Thursday, September 8, 2016

You never forget your first time.



My blood red, open toed heels squeaked on the beat up wooden floor that the club called their stage. It looked like one giant splinter fest waiting to happen. After spraying the cleaning cloth for the poles, I came to standing, my legs feeling wobbly. “Damn heels,” I muttered to myself. Upon taking a couple of steps, I came to terms with the fact that I would be spending most of this audition on the floor. I was okay with this, it would allow me to show off my flexibility. But first the poles needed my attention. From behind the dj booth, Kyle announced my audition in his signature drawn-out manner, and my song began. I cleaned the first two poles at the front of the stage more slowly than the others. Starting high, as far as I could reach, I wrapped the cloth around the metal. The rag made it’s way down, creeping gradually to the base. Bent in half now over my legs, I swiftly threw my head back, attempting the well known “stripper hair flip”, and nearly lost my balance. Saving myself from embarrassment, I turned around to tidy the pole behind me. “Pretty cool to have four poles on this stage.” The ones in the rear of the stage were spaced further apart, and it looked like they were going to be easier to dance around. I tossed the unsavory pole rag to the side of the stage near the staircase.
 It was time.
 My right hand reached for the pole and gripped firmly. The cold metal molded to my flesh, and it was ineffable. Sexual, phallic innuendos aside, the feeling was not only exhilarating, but inspiring. Taking a couple of steps around, my confidence got the better of me, and I threw my outside leg just a tad too hastily in front of me, and around the pole.
 “Fuck! That’s fast.”
 I was sure the audience saw my surprise. But this was all new to me and it was no secret to anyone watching. I tried again, not really doing any better.
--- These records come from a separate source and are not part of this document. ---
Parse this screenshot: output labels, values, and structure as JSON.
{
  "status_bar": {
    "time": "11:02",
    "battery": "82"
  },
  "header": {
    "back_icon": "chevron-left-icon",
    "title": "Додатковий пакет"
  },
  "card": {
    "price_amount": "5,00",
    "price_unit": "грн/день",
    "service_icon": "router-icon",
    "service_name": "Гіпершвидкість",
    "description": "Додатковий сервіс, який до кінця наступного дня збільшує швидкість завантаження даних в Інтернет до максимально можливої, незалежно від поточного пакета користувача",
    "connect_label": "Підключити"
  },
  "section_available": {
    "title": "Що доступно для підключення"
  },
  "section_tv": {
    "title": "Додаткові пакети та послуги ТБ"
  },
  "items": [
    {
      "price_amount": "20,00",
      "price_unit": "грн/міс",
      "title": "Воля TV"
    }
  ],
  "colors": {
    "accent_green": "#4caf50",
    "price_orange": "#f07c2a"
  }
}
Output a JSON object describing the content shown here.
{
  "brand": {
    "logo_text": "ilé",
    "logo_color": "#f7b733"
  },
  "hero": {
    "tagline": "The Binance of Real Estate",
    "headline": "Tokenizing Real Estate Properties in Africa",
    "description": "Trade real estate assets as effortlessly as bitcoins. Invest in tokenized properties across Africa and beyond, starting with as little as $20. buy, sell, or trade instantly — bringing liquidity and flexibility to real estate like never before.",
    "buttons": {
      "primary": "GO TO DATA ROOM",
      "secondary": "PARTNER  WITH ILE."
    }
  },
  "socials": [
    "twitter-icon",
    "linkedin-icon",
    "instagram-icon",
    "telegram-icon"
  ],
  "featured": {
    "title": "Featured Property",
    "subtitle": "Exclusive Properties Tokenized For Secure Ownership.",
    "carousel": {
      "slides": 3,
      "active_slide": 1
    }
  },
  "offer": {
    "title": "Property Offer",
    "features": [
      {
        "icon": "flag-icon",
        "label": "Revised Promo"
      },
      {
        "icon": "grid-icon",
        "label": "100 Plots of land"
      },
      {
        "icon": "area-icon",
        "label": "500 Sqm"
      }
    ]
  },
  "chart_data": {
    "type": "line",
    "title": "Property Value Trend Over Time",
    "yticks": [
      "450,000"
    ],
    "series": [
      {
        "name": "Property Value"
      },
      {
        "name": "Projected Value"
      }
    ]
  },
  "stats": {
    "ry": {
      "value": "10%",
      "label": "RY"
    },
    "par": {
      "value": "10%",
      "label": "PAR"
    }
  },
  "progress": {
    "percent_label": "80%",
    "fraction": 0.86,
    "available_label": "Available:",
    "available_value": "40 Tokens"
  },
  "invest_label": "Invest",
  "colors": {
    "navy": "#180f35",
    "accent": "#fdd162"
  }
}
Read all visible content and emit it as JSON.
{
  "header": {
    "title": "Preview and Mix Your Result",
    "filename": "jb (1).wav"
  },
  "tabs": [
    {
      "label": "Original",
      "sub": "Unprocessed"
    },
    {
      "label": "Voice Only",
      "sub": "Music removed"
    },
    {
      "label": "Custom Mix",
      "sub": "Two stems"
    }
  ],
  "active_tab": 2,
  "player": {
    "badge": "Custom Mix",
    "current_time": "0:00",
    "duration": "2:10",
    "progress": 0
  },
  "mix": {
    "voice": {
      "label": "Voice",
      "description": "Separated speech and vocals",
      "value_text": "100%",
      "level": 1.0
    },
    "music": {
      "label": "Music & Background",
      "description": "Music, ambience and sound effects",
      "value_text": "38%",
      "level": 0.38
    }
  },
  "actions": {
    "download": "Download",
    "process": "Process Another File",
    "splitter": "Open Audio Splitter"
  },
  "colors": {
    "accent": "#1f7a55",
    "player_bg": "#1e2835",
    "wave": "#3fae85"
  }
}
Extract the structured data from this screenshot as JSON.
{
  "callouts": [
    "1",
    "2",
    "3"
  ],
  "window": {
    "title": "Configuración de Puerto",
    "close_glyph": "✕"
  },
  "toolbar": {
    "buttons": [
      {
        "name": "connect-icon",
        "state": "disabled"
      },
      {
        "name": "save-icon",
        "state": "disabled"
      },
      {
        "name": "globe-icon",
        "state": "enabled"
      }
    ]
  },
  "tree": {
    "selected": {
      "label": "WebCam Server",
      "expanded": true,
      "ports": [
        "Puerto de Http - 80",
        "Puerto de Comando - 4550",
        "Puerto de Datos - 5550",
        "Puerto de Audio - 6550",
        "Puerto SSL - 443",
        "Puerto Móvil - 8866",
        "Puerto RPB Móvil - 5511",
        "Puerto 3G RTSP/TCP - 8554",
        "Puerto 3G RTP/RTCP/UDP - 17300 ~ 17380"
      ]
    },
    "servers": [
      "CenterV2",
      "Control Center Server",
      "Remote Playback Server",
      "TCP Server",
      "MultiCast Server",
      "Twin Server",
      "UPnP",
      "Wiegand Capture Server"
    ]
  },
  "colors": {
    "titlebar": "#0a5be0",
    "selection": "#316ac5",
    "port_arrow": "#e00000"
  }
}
Although this time my spin was more controlled. The poles were stationary, meaning they did not move or spin. The dancer moved around them. I came to a sitting position at the base of the pole, propped up on one hip, my free hand rising to my head to run my fingers through my hair.
 “Be sexy. Make it sexy.”
 But making any eye contact with the audience was difficult because the stage lights were blinding the shit out of me. So I remembered my training -- focus on one spot in the distance, and stick to it. A few customers approached the stage and threw some dollar bills, but they didn’t stay. Was that normal? Oh god, I had NO idea what I was doing. My song now halfway through, and in my moment of panic, I crawled to the middle of the stage and did a split. There was a moment of silence, accompanied by applause and cheering.
 “Oh shit! They love it!”
 I turned over to my front side, and pushing upwards, brought both feet to the back of my head to create a triangular shape. More clapping and shouting this time, and the beautiful noises filled the club, as several other customers brought more money to the stage. Switching positions to lay on my back, my hips circled and waved in the air, and I eagerly felt myself up. Every inch of my body tingled in delight, as my fingertips trailed along my sides all the way up to my unpretentious titties. With goosebumps covering my almost naked flesh, I brought myself to my knees and stared directly into the audience, preparing to remove my bra for the very first time in a public place. I hesitated. Would my tits be too small? What if I get boo-ed?
 “No, you have to do this,” I encouraged myself, “You’ve come this far, there’s no turning back!”
 My fingers reached for the clasp that was the only part separating my insecurities from reality. The hook-and-eyes that secured the garment clicked, and bra was quickly off.
 I waited.
But no boo-ing transpired, only clapping and shouts of approval. With two flips of my head, hair whipping in identical circles, I rested on my backside once again, re-positioned my ass towards the audience, and stuck my legs in the air. I knew that my movements were rough, but my eagerness to have the opportunity to perform again, on a stage in front of an audience that appreciated my talent, drove me. I really wanted to get this job. Shaking my legs vigorously, my curves jiggled in delight as the crowd roared, sharing their excitement. A huge, toothy smile spread across my face, and despite my unsteadiness from an intoxicating combination of adrenaline and nerves, I came to standing, managing to not fall. A small bow was taken, and my new born baby calf legs carried me to the stair case.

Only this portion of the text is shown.